A suspensão dos pagamentos e a renegociação dos contratos prejudiciais à Copel foram medidas executadas de imediato pelo novo governo. Já em janeiro, começaram as primeiras rodadas de negociações com a Companhia de Interconexão Energética Cien (Endesa), a Itiquira Energética (NGR Energy) e a UEG Araucária (El Paso).
Não por vontade do governo do Paraná ou da Copel, as discussões com a UEG Araucária foram interrompidas e se tornaram litigiosas. Em compensação, hoje podemos saudar os bem-sucedidos desfechos nas negociações com a Usina de Itiquira e, principalmente, com a Cien.
De fato, a distância entre as posições iniciais da Copel e da Cien punha à prova a persistência e a habilidade de negociação das duas partes.

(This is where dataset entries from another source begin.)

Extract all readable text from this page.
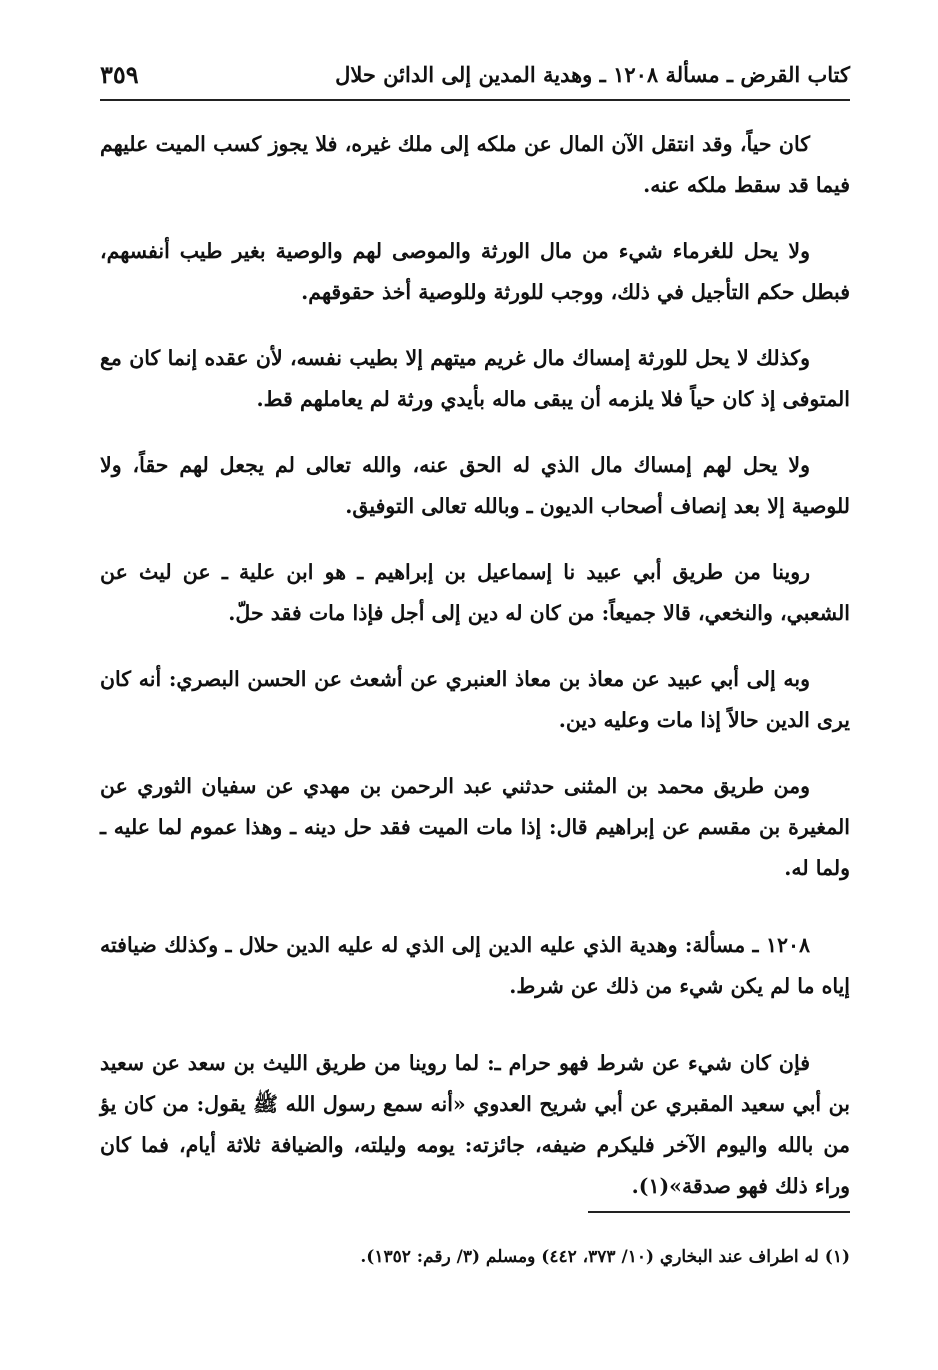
كتاب القرض ـ مسألة ١٢٠٨ ـ وهدية المدين إلى الدائن حلال
٣٥٩

كان حياً، وقد انتقل الآن المال عن ملكه إلى ملك غيره، فلا يجوز كسب الميت عليهم فيما قد سقط ملكه عنه.

ولا يحل للغرماء شيء من مال الورثة والموصى لهم والوصية بغير طيب أنفسهم، فبطل حكم التأجيل في ذلك، ووجب للورثة وللوصية أخذ حقوقهم.

وكذلك لا يحل للورثة إمساك مال غريم ميتهم إلا بطيب نفسه، لأن عقده إنما كان مع المتوفى إذ كان حياً فلا يلزمه أن يبقى ماله بأيدي ورثة لم يعاملهم قط.

ولا يحل لهم إمساك مال الذي له الحق عنه، والله تعالى لم يجعل لهم حقاً، ولا للوصية إلا بعد إنصاف أصحاب الديون ـ وبالله تعالى التوفيق.

روينا من طريق أبي عبيد نا إسماعيل بن إبراهيم ـ هو ابن علية ـ عن ليث عن الشعبي، والنخعي، قالا جميعاً: من كان له دين إلى أجل فإذا مات فقد حلّ.

وبه إلى أبي عبيد عن معاذ بن معاذ العنبري عن أشعث عن الحسن البصري: أنه كان يرى الدين حالاً إذا مات وعليه دين.

ومن طريق محمد بن المثنى حدثني عبد الرحمن بن مهدي عن سفيان الثوري عن المغيرة بن مقسم عن إبراهيم قال: إذا مات الميت فقد حل دينه ـ وهذا عموم لما عليه ـ ولما له.

١٢٠٨ ـ مسألة: وهدية الذي عليه الدين إلى الذي له عليه الدين حلال ـ وكذلك ضيافته إياه ما لم يكن شيء من ذلك عن شرط.

فإن كان شيء عن شرط فهو حرام ـ: لما روينا من طريق الليث بن سعد عن سعيد بن أبي سعيد المقبري عن أبي شريح العدوي «أنه سمع رسول الله ﷺ يقول: من كان يؤ من بالله واليوم الآخر فليكرم ضيفه، جائزته: يومه وليلته، والضيافة ثلاثة أيام، فما كان وراء ذلك فهو صدقة»(١).

(١) له اطراف عند البخاري (١٠/ ٣٧٣، ٤٤٢) ومسلم (٣/ رقم: ١٣٥٢).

Estava preparado o cenário para a doação da Copel, com a dilapidação do patrimônio do povo do Paraná


Do lado da Copel, além do desembolso desmesurado e injustificável de R$ 750 milhões ao ano, na compra de uma quantidade enorme de energia sem condições de comercialização, dada a forte redução do consumo provocada pelo racionamento de 2001, existiam entraves jurídicos de difícil superação.
Por sua vez, a Cien, que investira recursos lastreados no dólar em obras e contratos, buscava evitar -tanto quanto lhe parecia possível- a redução dos volumes contratados de energia, ao mesmo tempo em que não via como renunciar à proteção cambial garantida pelas cláusulas de dolarização dos preços de venda. Por isso, não era exatamente uma surpresa ouvir relatos preocupados de que as discussões estavam tensas e pareciam mais próximas de resultar em conflito do que em acordo.
Contudo a persistência e, principalmente, a boa vontade dos representantes da Cien e da Copel, a boa fé com que se desenvolveram as negociações foram determinantes para a solução negociada que, ao final, prevaleceu. Mesmo porque a Cien entendia com clareza que não adiantaria manter intactos contratos que levariam o parceiro à falência.
Assim, o dispêndio anual de R$ 750 milhões, que asfixiaria a Copel, ficou, neste ano, reduzido a menos da metade (R$ 312 milhões). Ou seja, o que a Copel deixará de pagar num único ano cobre 15 anos do programa Luz Fraterna, lançado no dia 11/9 e que beneficia 700 mil paranaenses de baixa renda com a isenção do pagamento da conta de luz.
A dolarização das tarifas foi substituída por mecanismos aceitos pela Aneel, permitindo a legalização e o reconhecimento da operação. O total de energia contratado caiu pela metade, de 800 MW para 400 MW. E a vigência dos contratos foi reduzida de 20 para sete anos, valendo até dezembro de 2009.
Em relação à compra de energia da Usina de Itiquira, de propriedade da Tosli Acquisitions, empresa controlada pela norte-americana NGR Energy, o acordo foi também vantajoso. Conseguimos reduzir o preço da energia de Itiquira em cerca de 20%, colocando-o no nível dos preços praticados nos contratos iniciais válidos para a chamada "energia velha", a mais barata disponível no setor elétrico brasileiro.
Por fim, vale lembrar que a atual administração da Copel adotou como meta "ser a melhor empresa do setor elétrico no Brasil até 2006, mantendo o equilíbrio entre os interesses da sociedade e dos acionistas".
Não se nega ao investidor o direito à remuneração de seu investimento, segundo a lei e o direito brasileiros, que, no caso das sociedades de economia mista, implica o equilíbrio entre o interesse público e o dos acionistas (artigo 238 da Lei das Sociedades Anônimas). Por vezes, o acionista imagina que poderia ganhar mais, quando, aparentemente, o interesse público reduz seus dividendos. No entanto ele se beneficia de iniciativas e providências inclusive de natureza política, que não estão ao alcance de outras empresas. Não há o risco Paraná fantasiado pelos críticos do atual governo do Estado.
Risco Paraná nesta administração é, na verdade, uma linha de conduta. A distância mais curta para o desenvolvimento sustentado do nosso Estado e a redução das desigualdades sociais.

Roberto Requião, 62, jornalista e advogado, é o governador do Estado do Paraná. Foi senador pelo PMDB-PR (1995-2002) e governador do Estado de 1991 a 94. Assis Corrêa, 57, advogado, é o diretor Jurídico da Copel.